Bir memlekette eğer işini haketmeyen insanlar o koltuklarda yer işgal ediyorlar, esas işi yapması gerekenler bir şekilde diğer öküzlerin arkası, bilmemnesi, tanıdığı, dostu, kontrolsüz çoğalmaları sayesinde pırstırılıyor, tırstırılıyor, yol açılmıyor, önüne hep engeller çıkarılıyorsa o memleketten insana hayır gelmezzzzz!
Geçmişte lisedeyken politik bir grubun toplantılarına katılmıştım da neydi o yahu?! Kahvehanede oturan boş beyinli insan sürüsünün ziyareti, oyunu bana verecen de mi? li çaylı sigara dumanlı haller...Nasıl pılımı pırtımı topladıysam arkama bakmadan kaçmıştım. Demek Türkiye böyle yönetiliyor demiştim kendimce. O küçük örnek hala devam ediyor bundan eminim.
Sonra başka bir konu mesela bakarsın memuriyette yıllarca tekstil sektöründe çalışmış, o konuda eğitim almış bir işgören hooop! elektrik ve su idaresinin boşalan müdür kadrosuna atanıvermiş!!! Ana! Böyle çoook olay var. Kendi aile efradında devlet memuru olarak çalışan çok iyi bilir, aynı şekilde politik alana bakın orada da bulunduğu yeri tersyüz eden, sırıtan bir sürü memleket insanı oturduğu yerden kelle kelle sırıtır. Bakınız TV ekranı, şekil bir A.
Burada da yapılan en büyük yanlışlıklardan biri milliyetçilik mantığı, kendi adamımı kaytarırım, aman çoğalsın Müslüman kardeşlerimiz şeklinde işini bilmeyen insanların gayet güzel maaşlara ( kendi milletinden olan )işlerde çalışmaları.
Bankacılık sektörü, banka işini anlamayan bir sürü insanla dolu. Devlet memuriyetini gerektirecek her türlü işte bu öncelik yalnızca millet bazına indirgenmiş. İşi biliyor musun, tecrüben var mı falan gibi dertleri yok.
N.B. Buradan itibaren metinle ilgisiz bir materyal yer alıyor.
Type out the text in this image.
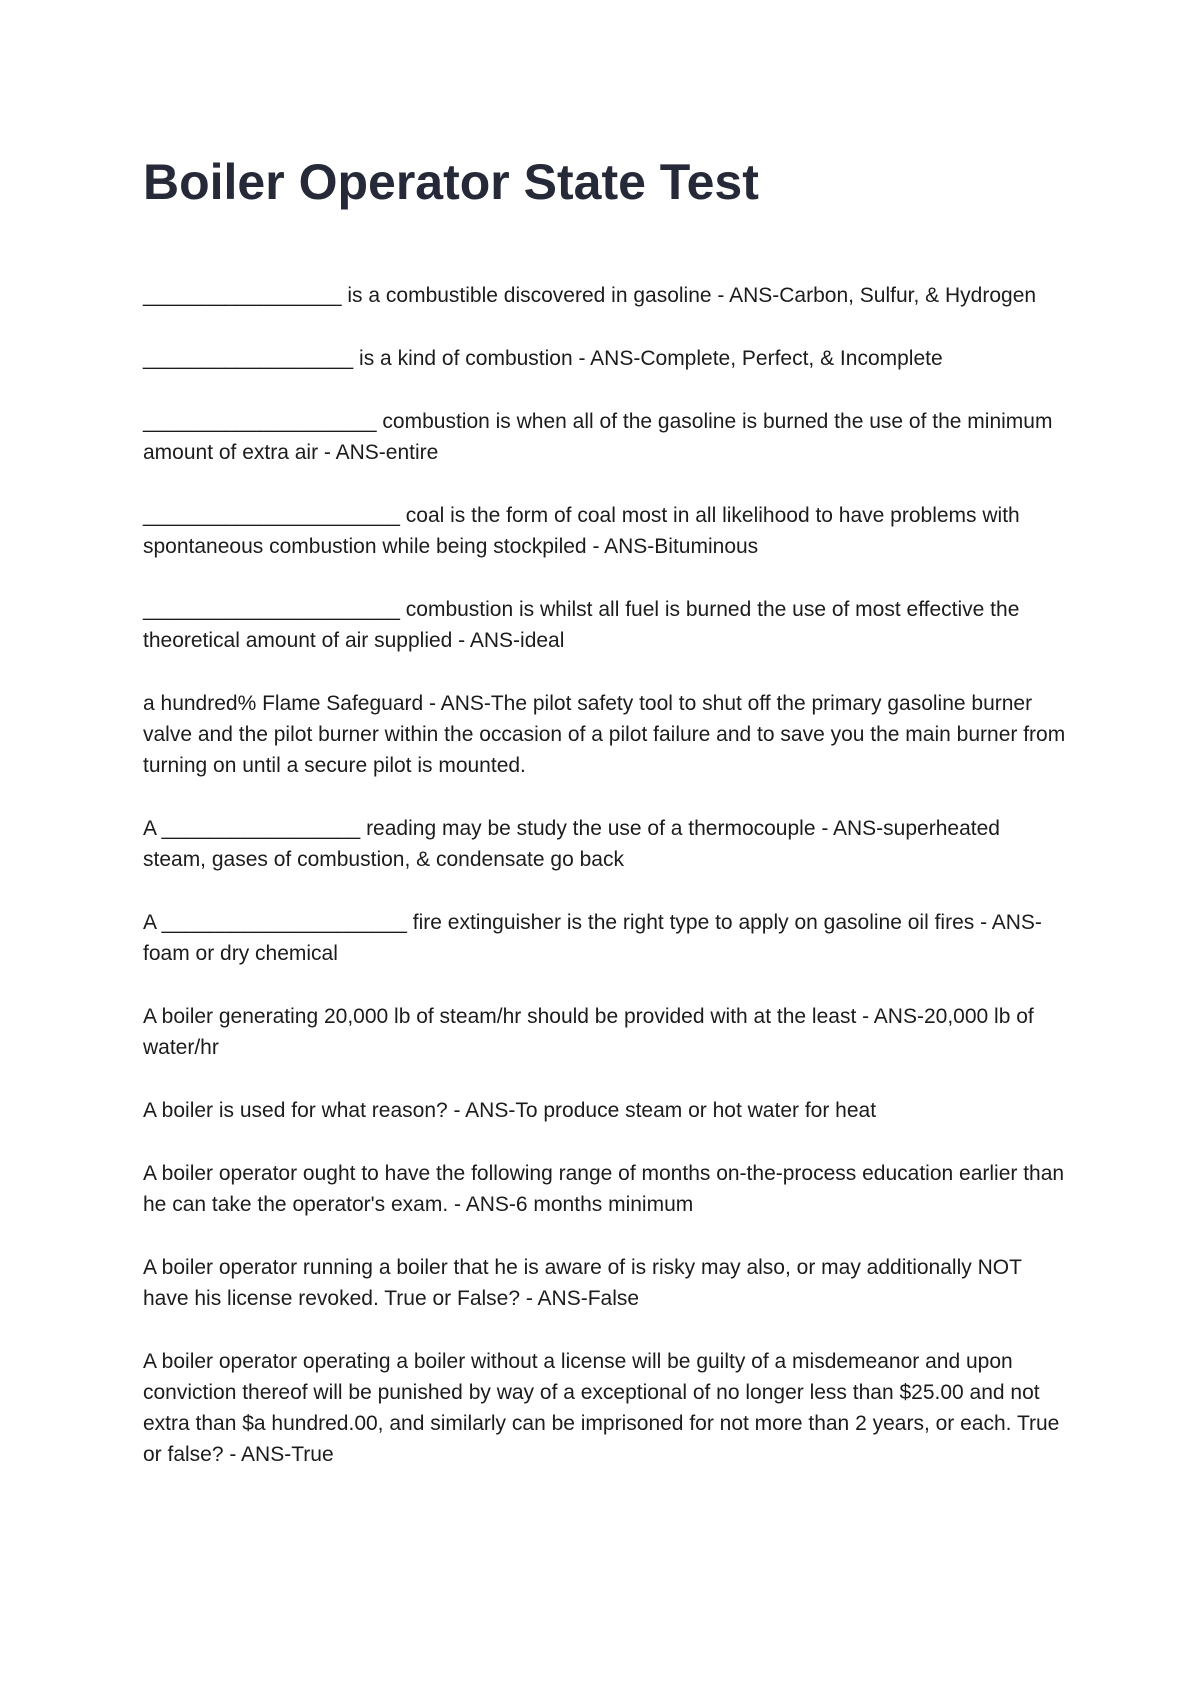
Boiler Operator State Test

_________________ is a combustible discovered in gasoline - ANS-Carbon, Sulfur, & Hydrogen

__________________ is a kind of combustion - ANS-Complete, Perfect, & Incomplete

____________________ combustion is when all of the gasoline is burned the use of the minimum amount of extra air - ANS-entire

______________________ coal is the form of coal most in all likelihood to have problems with spontaneous combustion while being stockpiled - ANS-Bituminous

______________________ combustion is whilst all fuel is burned the use of most effective the theoretical amount of air supplied - ANS-ideal

a hundred% Flame Safeguard - ANS-The pilot safety tool to shut off the primary gasoline burner valve and the pilot burner within the occasion of a pilot failure and to save you the main burner from turning on until a secure pilot is mounted.

A _________________ reading may be study the use of a thermocouple - ANS-superheated steam, gases of combustion, & condensate go back

A _____________________ fire extinguisher is the right type to apply on gasoline oil fires - ANS-foam or dry chemical

A boiler generating 20,000 lb of steam/hr should be provided with at the least - ANS-20,000 lb of water/hr

A boiler is used for what reason? - ANS-To produce steam or hot water for heat

A boiler operator ought to have the following range of months on-the-process education earlier than he can take the operator's exam. - ANS-6 months minimum

A boiler operator running a boiler that he is aware of is risky may also, or may additionally NOT have his license revoked. True or False? - ANS-False

A boiler operator operating a boiler without a license will be guilty of a misdemeanor and upon conviction thereof will be punished by way of a exceptional of no longer less than $25.00 and not extra than $a hundred.00, and similarly can be imprisoned for not more than 2 years, or each. True or false? - ANS-True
Kendilerini bir anlamda koruma mekanizması olarak görülebilir belki ama gün gelip de işin düştüğünde vay haline!
Gerçi ben Türkiye'den çok alışkınım böyle herşeyi kavga dövüş, ite kaka yaptırma anlayışına ama burada da aynı durumlarla karşılaşmak beni deli ediyor çünkü sonuçta kendi malım gibi gidip çata çat pata pat yapamıyorsun.
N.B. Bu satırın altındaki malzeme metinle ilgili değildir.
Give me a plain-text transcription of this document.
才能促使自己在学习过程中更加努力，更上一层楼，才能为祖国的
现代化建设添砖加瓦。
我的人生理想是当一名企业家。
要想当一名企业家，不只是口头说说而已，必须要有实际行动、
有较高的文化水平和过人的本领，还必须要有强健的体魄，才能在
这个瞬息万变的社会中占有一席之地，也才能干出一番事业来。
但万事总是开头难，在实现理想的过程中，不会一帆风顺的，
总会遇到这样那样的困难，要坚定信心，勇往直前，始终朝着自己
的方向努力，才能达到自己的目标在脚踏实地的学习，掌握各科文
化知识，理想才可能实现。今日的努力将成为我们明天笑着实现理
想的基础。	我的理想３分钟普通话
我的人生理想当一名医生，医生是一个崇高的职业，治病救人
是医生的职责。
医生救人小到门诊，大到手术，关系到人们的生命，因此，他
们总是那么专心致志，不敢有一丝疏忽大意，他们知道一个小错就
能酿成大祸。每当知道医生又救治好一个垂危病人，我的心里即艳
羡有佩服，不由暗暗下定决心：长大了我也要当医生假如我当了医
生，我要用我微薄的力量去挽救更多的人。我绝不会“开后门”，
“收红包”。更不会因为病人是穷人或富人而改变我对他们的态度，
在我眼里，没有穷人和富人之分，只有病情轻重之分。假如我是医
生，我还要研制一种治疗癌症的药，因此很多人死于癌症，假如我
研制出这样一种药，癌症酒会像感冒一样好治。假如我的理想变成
Bu konuya gelmemin sebebi hala Emirates'e ait olan adresin geri gelmemiş olması. Hala kendi yaptıkları hatanın ne olduğunu anlayamadılar ki çözüme ulaşamıyorlar. Hayatın matematiği vardır denilir ya, öyledir. En ufak veya küçümsenen şeylerin bile kendine göre işleyen bir mantığı bakidir. Kafasız, evinin işini bile idare edemezsin, bu böyledir. Organize olamayan, problem çözemeyen bir insan her konuda kaybetmeye mahkumdur.
Bizimkinden şifre değişecek diye bir 50 dirhem almışlar, adam iptal ettireceğim demiş yok iptal ettirme biz bunu halledeceğiz diyip 20 dirhemi de her ay kesmeye devam edecekler. Ohhh! ne güzel verilmeyen bir hizmet için ayda 70 dirhem kazıklama politikası işleyecek. Thunderbird'ümü her açıp da " Şifrenizi giriniz!" sonra da " Üzgünüz şifreniz doğru değil!" ibaresini gördükçe oraya gidip hepsinin burnunun üzerine bir yumruk indirmek geliyor içimden.
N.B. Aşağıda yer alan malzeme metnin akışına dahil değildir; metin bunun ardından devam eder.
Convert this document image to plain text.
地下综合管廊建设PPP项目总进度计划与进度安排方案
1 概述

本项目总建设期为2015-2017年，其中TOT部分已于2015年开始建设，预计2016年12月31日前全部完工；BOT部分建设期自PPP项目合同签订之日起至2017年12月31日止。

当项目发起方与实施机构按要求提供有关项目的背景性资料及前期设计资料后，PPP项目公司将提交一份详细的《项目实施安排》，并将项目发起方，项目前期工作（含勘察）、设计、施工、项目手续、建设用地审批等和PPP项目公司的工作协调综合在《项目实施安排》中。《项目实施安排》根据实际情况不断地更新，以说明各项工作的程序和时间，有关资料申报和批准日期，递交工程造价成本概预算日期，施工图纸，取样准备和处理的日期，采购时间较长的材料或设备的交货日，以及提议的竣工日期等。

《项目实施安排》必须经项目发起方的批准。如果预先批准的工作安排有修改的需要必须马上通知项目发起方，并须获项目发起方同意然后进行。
Bu neden oluyor biliyor musunuz? Sebebi çok basit. Daha dün akşam Pakistan'ı gösterdiler televizyonda. Bakıyorsun adamların beyni kurumuş sanki, genel, parasız, yoksul ve devletin bakın bakalım hangi yatırımı sıfır? Eğitimmmmmm! Hadi şimdi bu gelişmemiş sünger beyinli topluluklar arasındaki sekiz farkı bulun.
Eğitimden kastım ezberlet, ezberlet, harla cırla değil. Araştırmayı, öğrenmeyi seven bireyler yetiştirmek. Bunları yetiştirmekten korkmamak. Çünkü dini baz almış memleketler bu beyinlerden korkar. Aman Allah konusunda sorgulayacak, devleti, hayatı, açılmayı, kapanmayı, köle olmamayı düşünen bireyden koyun olmaz. Höt dedi mi onu geri itemez, evelallah o zaman devlete, otoriteye, devlet başında çalan çırpana falan kafa tutan insan yetişir. Olur mu?!!!!
Bu arada, Persepolis'i seyrettik dün gece. Tavsiye ederim.